Oocyte cryopreservation and in vitro culture affect calcium signalling during human fertilization.Hum Reprod. 2014 Jan; 29(1):29-40.HR
What are the precise patterns of calcium oscillations during the fertilization of human oocytes matured either in vivo or in vitro or aged in vitro and what is the effect of cryopreservation?
Human oocytes matured in vivo exhibit a specific pattern of calcium oscillations, which is affected by in vitro maturation, in vitro ageing and cryopreservation.
WHAT IS KNOWN ALREADY
Oscillations in cytoplasmic calcium concentration are crucial for oocyte activation and further embryonic development. While several studies have described in detail the calcium oscillation pattern during fertilization in animal models, studies with human oocytes are scarce.
STUDY DESIGN, SIZE, DURATION
This was a laboratory-based study using human MII oocytes matured in vivo or in vitro either fresh or after cryopreservation with slow freezing or vitrification. Altogether, 205 human oocytes were included in the analysis.
PARTICIPANTS/MATERIALS, SETTING, METHODS
In vivo and in vitro matured human oocytes were used for this research either fresh or following vitrification/warming (V/W) and slow freezing/thawing (F/T). Human oocytes were obtained following written informed consent from patients undergoing ovarian hyperstimulation. For the calcium pattern analysis, oocytes were loaded with the ratiometric calcium indicator fluorescent dye Fura-2. Following ICSI using sperm from a single donor, intracellular calcium was measured for 16 h at 37°C under 6% CO(2). The calcium oscillation parameters were calculated for all intact oocytes that showed calcium oscillations and were analyzed using the Mann-Whitney U-test.
MAIN RESULTS AND THE ROLE OF CHANCE
Human in vivo MII oocytes display a specific pattern of calcium oscillations following ICSI. This pattern is significantly affected by in vitro ageing, with the calcium oscillations occurring over a longer period of time and with a lower frequency, shorter duration and higher amplitude (P < 0.05). In vitro matured oocytes from the GV and MI stage exhibit a different pattern of calcium oscillations with calcium transients being of lower frequency and shorter duration compared with in vivo matured MII. In MI oocytes that reached the MII stage within 3 h the calcium oscillations additionally appear over a longer period of time (P < 0.05). In vivo MII oocytes show a different calcium oscillation pattern following V/W with calcium oscillations occurring over a longer period of time, with a higher amplitude and a lower frequency (P < 0.05). In vitro matured oocytes, either from the GV or the MI stage, also display an altered pattern of calcium oscillations after V/W and the parameters that were similarly affected in all these oocyte groups are the frequency and the amplitude of the calcium transients. Slow freezing/thawing differentially affects the calcium oscillation pattern of in vitro matured and in vitro aged oocytes.

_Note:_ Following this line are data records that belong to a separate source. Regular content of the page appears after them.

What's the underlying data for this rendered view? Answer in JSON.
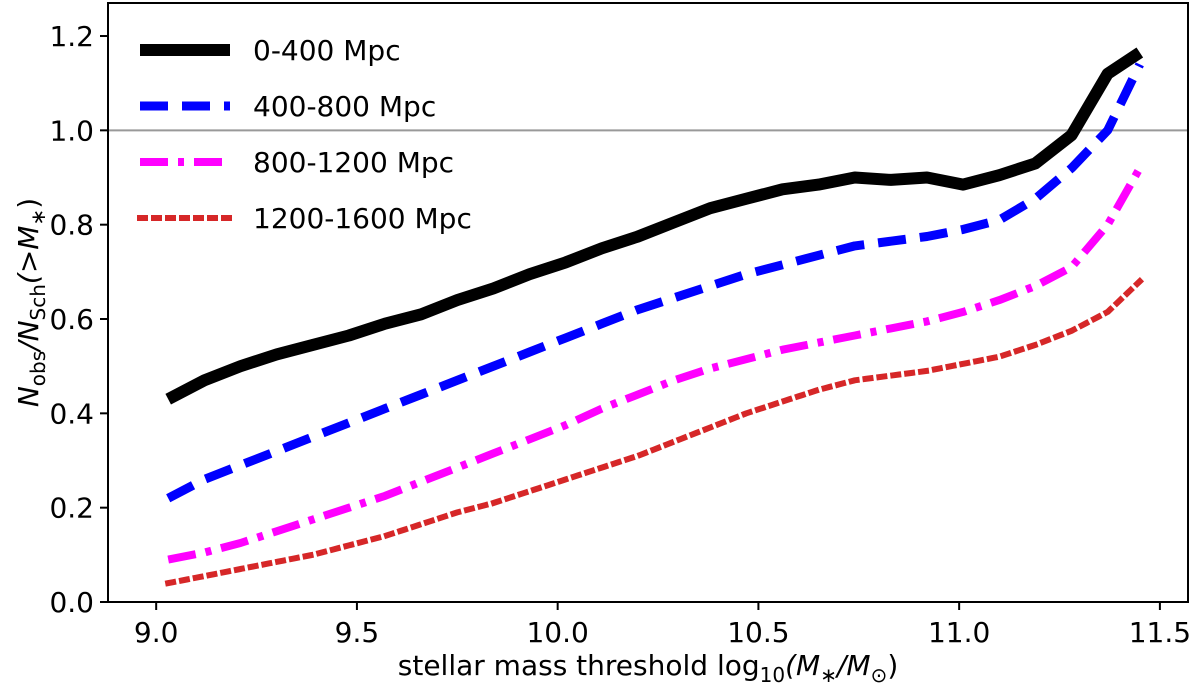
{
  "chart_data": {
    "type": "line",
    "title": "",
    "xlabel": "stellar mass threshold log",
    "xlabel_sub": "10",
    "xlabel_tail": "(M",
    "xlabel_sub2": "∗",
    "xlabel_mid": "/M",
    "xlabel_sub3": "⊙",
    "xlabel_end": ")",
    "ylabel": "N",
    "ylabel_sub1": "obs",
    "ylabel_mid": "/N",
    "ylabel_sub2": "Sch",
    "ylabel_end": "(>M",
    "ylabel_sub3": "∗",
    "ylabel_close": ")",
    "xlim": [
      8.88,
      11.57
    ],
    "ylim": [
      0.0,
      1.27
    ],
    "xticks": [
      9.0,
      9.5,
      10.0,
      10.5,
      11.0,
      11.5
    ],
    "xtick_labels": [
      "9.0",
      "9.5",
      "10.0",
      "10.5",
      "11.0",
      "11.5"
    ],
    "yticks": [
      0.0,
      0.2,
      0.4,
      0.6,
      0.8,
      1.0,
      1.2
    ],
    "ytick_labels": [
      "0.0",
      "0.2",
      "0.4",
      "0.6",
      "0.8",
      "1.0",
      "1.2"
    ],
    "reference_line": {
      "y": 1.0,
      "color": "#999999"
    },
    "legend_position": "top-left",
    "series": [
      {
        "name": "0-400 Mpc",
        "color": "#000000",
        "style": "solid",
        "x": [
          9.03,
          9.12,
          9.21,
          9.3,
          9.39,
          9.48,
          9.57,
          9.66,
          9.75,
          9.84,
          9.93,
          10.02,
          10.11,
          10.2,
          10.29,
          10.38,
          10.47,
          10.56,
          10.65,
          10.74,
          10.83,
          10.92,
          11.01,
          11.1,
          11.19,
          11.28,
          11.37,
          11.45
        ],
        "y": [
          0.43,
          0.47,
          0.5,
          0.525,
          0.545,
          0.565,
          0.59,
          0.61,
          0.64,
          0.665,
          0.695,
          0.72,
          0.75,
          0.775,
          0.805,
          0.835,
          0.855,
          0.875,
          0.885,
          0.9,
          0.895,
          0.9,
          0.885,
          0.905,
          0.93,
          0.99,
          1.12,
          1.165
        ]
      },
      {
        "name": "400-800 Mpc",
        "color": "#0000ff",
        "style": "dashed",
        "x": [
          9.03,
          9.12,
          9.21,
          9.3,
          9.39,
          9.48,
          9.57,
          9.66,
          9.75,
          9.84,
          9.93,
          10.02,
          10.11,
          10.2,
          10.29,
          10.38,
          10.47,
          10.56,
          10.65,
          10.74,
          10.83,
          10.92,
          11.01,
          11.1,
          11.19,
          11.28,
          11.37,
          11.45
        ],
        "y": [
          0.22,
          0.26,
          0.29,
          0.32,
          0.35,
          0.38,
          0.41,
          0.44,
          0.47,
          0.5,
          0.53,
          0.56,
          0.59,
          0.62,
          0.645,
          0.67,
          0.695,
          0.715,
          0.735,
          0.755,
          0.765,
          0.775,
          0.79,
          0.81,
          0.855,
          0.92,
          1.0,
          1.14
        ]
      },
      {
        "name": "800-1200 Mpc",
        "color": "#ff00ff",
        "style": "dashdot",
        "x": [
          9.03,
          9.12,
          9.21,
          9.3,
          9.39,
          9.48,
          9.57,
          9.66,
          9.75,
          9.84,
          9.93,
          10.02,
          10.11,
          10.2,
          10.29,
          10.38,
          10.47,
          10.56,
          10.65,
          10.74,
          10.83,
          10.92,
          11.01,
          11.1,
          11.19,
          11.28,
          11.37,
          11.45
        ],
        "y": [
          0.09,
          0.105,
          0.125,
          0.15,
          0.175,
          0.2,
          0.225,
          0.255,
          0.285,
          0.315,
          0.345,
          0.375,
          0.41,
          0.44,
          0.47,
          0.495,
          0.515,
          0.535,
          0.55,
          0.565,
          0.58,
          0.595,
          0.615,
          0.64,
          0.67,
          0.71,
          0.8,
          0.92
        ]
      },
      {
        "name": "1200-1600 Mpc",
        "color": "#d62728",
        "style": "dotted",
        "x": [
          9.03,
          9.12,
          9.21,
          9.3,
          9.39,
          9.48,
          9.57,
          9.66,
          9.75,
          9.84,
          9.93,
          10.02,
          10.11,
          10.2,
          10.29,
          10.38,
          10.47,
          10.56,
          10.65,
          10.74,
          10.83,
          10.92,
          11.01,
          11.1,
          11.19,
          11.28,
          11.37,
          11.45
        ],
        "y": [
          0.04,
          0.055,
          0.07,
          0.085,
          0.1,
          0.12,
          0.14,
          0.165,
          0.19,
          0.21,
          0.235,
          0.26,
          0.285,
          0.31,
          0.34,
          0.37,
          0.4,
          0.425,
          0.45,
          0.47,
          0.48,
          0.49,
          0.505,
          0.52,
          0.545,
          0.575,
          0.615,
          0.68
        ]
      }
    ]
  }
}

LIMITATIONS, REASONS FOR CAUTION
The relationship between a specific pattern of calcium oscillations and subsequent human embryonic development could not be evaluated since the calcium indicator used and the high-intensity excitation light impair development. Furthermore, all oocytes were derived from stimulated cycles and immature oocytes were denuded prior to in vitro maturation.
WIDER IMPLICATIONS OF THE FINDINGS
Our data show for the first time how calcium signalling during human fertilization is affected by oocyte in vitro maturation, in vitro ageing as well as V/W and slow freezing/thawing. The analysis of calcium oscillations could be used as an oocyte quality indicator to evaluate in vitro culture and cryopreservation techniques of human oocytes.
STUDY FUNDING/COMPETING INTEREST(S)
This work was supported by a clinical research mandate from the Flemish Foundation of Scientific Research (FWO-Vlaanderen, FWO09/ASP/063) to F.V.M, a fundamental clinical research mandate from the FWO-Vlaanderen (FWO05/FKM/001) to P.D.S and a Ghent University grant (KAN-BOF E/01321/01) to B.H. The authors have no conflict of interest to declare.